Besonderer Geburtstag Am Freitag, den 22. Februar trafen sich die Pfadfinder und die Eltern zum so genannten Thinking Day. Am  Thinking Day feiern die Pfadfinder den Geburtstag Baden Powells, des Gründers der Pfadfinderschaft, und seiner Frau.  Wir wurden in fünf Gruppen eingeteilt und gingen mit einem der Gruppenleiter an seine Station. An jeder Station erwartete uns ein Kim-Spiel. An der einen Station musste man mit verbundenen Augen etwas probieren und erraten, was es ist, bei einem anderen hatte man eine Minute Zeit, sich Dinge einzuprägen, bevor diese mit einem Tuch abgedeckt wurden. So wurden das Gedächtnis und verschiedene Sinne geschult. Als sich dann alle wieder vor dem Gruppenraum trafen, erzählte jede Gruppe von ihrem Kimspiel. Außerdem gab es dort einen Zeitstrahl mit all den Ereignissen vom ersten Sommerlager auf Brownsea Island 1907 bis zum diesjährigen Jubiläum unseres Stammes.
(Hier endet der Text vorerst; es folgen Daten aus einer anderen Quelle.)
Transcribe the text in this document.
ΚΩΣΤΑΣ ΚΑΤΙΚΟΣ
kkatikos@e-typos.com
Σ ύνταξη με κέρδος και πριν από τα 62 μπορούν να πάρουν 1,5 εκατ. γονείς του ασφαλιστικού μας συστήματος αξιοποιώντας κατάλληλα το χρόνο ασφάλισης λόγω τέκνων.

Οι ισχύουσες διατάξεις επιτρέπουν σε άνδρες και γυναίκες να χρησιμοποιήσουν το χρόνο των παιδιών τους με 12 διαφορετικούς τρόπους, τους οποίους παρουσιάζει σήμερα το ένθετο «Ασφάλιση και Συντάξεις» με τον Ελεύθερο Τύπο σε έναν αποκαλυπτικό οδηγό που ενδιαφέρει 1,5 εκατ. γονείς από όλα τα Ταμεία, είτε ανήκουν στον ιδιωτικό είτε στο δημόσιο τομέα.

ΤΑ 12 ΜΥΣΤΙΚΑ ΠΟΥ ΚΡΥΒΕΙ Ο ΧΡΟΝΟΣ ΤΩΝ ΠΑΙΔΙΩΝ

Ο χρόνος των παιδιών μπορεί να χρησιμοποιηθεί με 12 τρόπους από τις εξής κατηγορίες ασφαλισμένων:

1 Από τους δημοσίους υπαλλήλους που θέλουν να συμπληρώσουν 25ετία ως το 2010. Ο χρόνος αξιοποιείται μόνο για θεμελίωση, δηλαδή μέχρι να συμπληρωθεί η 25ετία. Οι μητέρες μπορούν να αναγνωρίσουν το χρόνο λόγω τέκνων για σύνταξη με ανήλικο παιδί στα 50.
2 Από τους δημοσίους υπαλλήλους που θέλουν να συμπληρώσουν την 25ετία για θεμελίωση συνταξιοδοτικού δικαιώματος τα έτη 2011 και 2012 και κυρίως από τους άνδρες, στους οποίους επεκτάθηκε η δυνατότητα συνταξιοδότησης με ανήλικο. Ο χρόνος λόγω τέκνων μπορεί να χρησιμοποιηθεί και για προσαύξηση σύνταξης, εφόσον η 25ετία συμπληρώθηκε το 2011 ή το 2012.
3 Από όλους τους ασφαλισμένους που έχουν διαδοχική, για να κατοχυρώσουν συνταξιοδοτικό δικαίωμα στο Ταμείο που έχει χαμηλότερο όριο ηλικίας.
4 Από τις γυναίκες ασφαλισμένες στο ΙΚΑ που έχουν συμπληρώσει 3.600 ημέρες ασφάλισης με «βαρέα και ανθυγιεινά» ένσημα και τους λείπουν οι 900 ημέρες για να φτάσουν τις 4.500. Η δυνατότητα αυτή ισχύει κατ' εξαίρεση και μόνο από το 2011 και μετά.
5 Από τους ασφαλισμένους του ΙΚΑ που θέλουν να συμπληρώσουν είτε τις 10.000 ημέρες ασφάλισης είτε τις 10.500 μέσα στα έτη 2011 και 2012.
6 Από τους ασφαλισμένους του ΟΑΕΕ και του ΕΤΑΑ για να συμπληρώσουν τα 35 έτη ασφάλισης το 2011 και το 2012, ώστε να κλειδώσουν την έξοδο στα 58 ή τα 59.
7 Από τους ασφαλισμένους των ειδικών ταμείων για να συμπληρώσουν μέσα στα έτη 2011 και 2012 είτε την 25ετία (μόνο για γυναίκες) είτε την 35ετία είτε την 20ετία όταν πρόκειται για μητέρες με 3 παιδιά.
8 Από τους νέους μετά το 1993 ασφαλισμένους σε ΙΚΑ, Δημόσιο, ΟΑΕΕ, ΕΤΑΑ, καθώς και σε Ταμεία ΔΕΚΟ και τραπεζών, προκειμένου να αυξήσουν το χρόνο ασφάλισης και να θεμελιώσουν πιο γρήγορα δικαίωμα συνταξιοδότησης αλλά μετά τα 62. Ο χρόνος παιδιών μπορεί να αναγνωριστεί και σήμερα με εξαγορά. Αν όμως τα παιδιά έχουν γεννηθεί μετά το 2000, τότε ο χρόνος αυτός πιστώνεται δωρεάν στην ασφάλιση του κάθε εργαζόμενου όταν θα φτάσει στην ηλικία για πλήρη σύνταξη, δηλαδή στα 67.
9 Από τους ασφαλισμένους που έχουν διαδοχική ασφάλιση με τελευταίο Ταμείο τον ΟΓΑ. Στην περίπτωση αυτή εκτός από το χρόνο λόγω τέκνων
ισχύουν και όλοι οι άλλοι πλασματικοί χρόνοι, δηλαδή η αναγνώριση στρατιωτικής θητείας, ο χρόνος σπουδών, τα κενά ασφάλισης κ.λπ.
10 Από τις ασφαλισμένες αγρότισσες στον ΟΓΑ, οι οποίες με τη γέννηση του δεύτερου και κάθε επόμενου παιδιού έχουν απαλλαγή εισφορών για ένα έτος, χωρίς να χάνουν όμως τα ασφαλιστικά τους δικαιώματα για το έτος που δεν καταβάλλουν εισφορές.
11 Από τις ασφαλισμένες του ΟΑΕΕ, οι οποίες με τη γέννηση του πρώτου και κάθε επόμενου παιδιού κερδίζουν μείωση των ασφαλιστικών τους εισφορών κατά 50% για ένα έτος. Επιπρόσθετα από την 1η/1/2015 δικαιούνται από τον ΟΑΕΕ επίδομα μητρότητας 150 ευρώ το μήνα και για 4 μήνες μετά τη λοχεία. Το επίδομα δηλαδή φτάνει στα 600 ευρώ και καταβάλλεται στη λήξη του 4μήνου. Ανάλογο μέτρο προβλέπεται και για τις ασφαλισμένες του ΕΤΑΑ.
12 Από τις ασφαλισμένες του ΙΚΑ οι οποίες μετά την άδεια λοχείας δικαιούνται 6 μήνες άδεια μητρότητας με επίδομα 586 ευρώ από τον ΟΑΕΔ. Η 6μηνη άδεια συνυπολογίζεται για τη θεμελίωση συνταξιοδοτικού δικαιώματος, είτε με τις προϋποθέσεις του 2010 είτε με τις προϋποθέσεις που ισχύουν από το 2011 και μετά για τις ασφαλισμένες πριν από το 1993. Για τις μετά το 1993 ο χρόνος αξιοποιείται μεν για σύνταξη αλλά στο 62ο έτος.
Danach sangen wir das Lied "Flinke Hände, flinke Füße". Das war das offizielle Ende des Tages. Wer wollte, konnte aber noch bleiben mit den anderen reden und dabei die ein oder andere Tasse Tschai trinken.
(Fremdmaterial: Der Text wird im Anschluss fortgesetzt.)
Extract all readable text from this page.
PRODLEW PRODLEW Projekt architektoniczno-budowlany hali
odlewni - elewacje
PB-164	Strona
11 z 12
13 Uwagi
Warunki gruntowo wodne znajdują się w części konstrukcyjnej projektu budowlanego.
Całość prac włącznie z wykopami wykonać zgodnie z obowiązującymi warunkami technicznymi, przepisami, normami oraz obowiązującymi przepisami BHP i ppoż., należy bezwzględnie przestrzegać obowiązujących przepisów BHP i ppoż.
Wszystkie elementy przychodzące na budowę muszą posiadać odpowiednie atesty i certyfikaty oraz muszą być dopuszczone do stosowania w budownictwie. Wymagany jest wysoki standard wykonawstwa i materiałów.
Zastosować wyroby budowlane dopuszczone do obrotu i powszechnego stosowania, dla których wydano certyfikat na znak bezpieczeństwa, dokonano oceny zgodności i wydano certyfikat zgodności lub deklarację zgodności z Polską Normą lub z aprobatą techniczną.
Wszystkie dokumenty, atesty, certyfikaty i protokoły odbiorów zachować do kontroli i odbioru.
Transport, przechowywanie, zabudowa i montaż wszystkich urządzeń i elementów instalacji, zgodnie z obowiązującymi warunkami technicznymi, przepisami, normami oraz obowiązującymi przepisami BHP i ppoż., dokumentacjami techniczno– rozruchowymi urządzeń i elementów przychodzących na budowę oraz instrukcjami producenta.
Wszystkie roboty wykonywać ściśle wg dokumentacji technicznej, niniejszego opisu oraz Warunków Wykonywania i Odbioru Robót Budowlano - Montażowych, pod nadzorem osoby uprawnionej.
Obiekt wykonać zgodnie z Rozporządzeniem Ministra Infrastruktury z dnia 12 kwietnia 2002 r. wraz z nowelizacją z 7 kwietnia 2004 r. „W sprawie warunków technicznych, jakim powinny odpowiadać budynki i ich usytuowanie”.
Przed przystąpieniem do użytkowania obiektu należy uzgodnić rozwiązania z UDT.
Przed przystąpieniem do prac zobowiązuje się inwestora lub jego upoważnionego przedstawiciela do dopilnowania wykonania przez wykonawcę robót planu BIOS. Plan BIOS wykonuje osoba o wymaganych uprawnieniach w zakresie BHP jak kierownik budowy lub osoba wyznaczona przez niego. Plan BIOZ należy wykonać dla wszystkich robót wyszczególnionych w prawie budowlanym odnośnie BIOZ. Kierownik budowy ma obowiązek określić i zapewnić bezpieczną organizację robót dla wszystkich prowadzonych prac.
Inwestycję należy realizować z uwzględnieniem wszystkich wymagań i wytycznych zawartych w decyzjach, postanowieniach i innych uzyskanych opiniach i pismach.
Märchenspaß im Pfingstlager Über das verlängerte Pfingstwochenende ging der ganze Pfadfinderstamm zusammen auf ein Zeltlager. Dieses Jahr verschlug es uns ins Murgtal, hinauf nach Gausbach.  Dort am Platz des Turnvereins konnten wir freitags unsere Zelte aufschlagen. Der Platz lag direkt am Sagenpfad und passte super zu unserem Motto "Märchen".  Samstags nach dem Frühstück ging es mit der Lagereröffnung weiter. Direkt danach ging das 24-Stunden Geländespiel los. Der "gestiefelte Kater" berichtete uns von seinem Leiden, eine böse Macht hat ihm einen Stiefel geklaut. Nicht nur dem Kater fehlte etwas, auch den anderen Märchengestalten wurden Dinge geklaut.  Alle Teilnehmer wurden in vier gemischte Gruppen eingeteilt und bekamen ihre Ausrüstung, die ihnen bei der Suche nach dem Stiefel helfen sollte. Eine Karte, eine Plane, Schnur, Heringe, Goldtaler, Mittagessen und vieles mehr wurden den Gruppen mitgegeben. Sich ein Basislager einzurichten war die erste Aufgabe. Jeder packte seine Isomatte und seinen Schlafsack und ging zum Basislager. Dort wurde die Plane gespannt, denn an diesem Abend wurde dort übernachtet. Bei verschiedenen Aufgaben konnten die Gruppen Goldtaler und magische Gegenstände aus den Märchen erhalten. Am Abend, nachdem sich die Gruppenleiter in den Basislagern zum Übernachten einfanden, mussten die Pfadis und Rover noch einmal in Aktion treten. Ein kleines Nachgeländespiel brachte einer Gruppe einen kleinen Bonus für den nächsten Tag. Am nächsten Morgen mussten alle Gegenstände zur guten Fee gebracht werden, diese hatte den entscheidenden Hinweis, wer den Stiefel hat und wo sich die böse Macht aufhält. Nachdem der böse Zauberer überrannt wurde, waren alle froh, dass der Kater endlich seinen Stiefel wieder hat. Auch wurde eine große Schatzkiste mit dem Lagerabzeichen und Süßigkeiten gefunden. Nach dem verdienten Mittagessen bekamen wir von unserem Kurten, Pfarrer Siegel, Besuch denn auf dem Programm stand ein Gottesdienst. Wie an jedem letzten Abend eines Lagers gab es einen Bunten Abend. Die Sketsche waren mal wieder erste Sahne. Mit heißeren Stimmen gingen alle sehr müde ins Bett. Denn am nächsten Tag mussten alle Zelte abgebaut und eingepackt werden. Nach gemeinsamen Brunch und Abbau ging es in Richtung Straßenbahn, die uns nach Hause brachte.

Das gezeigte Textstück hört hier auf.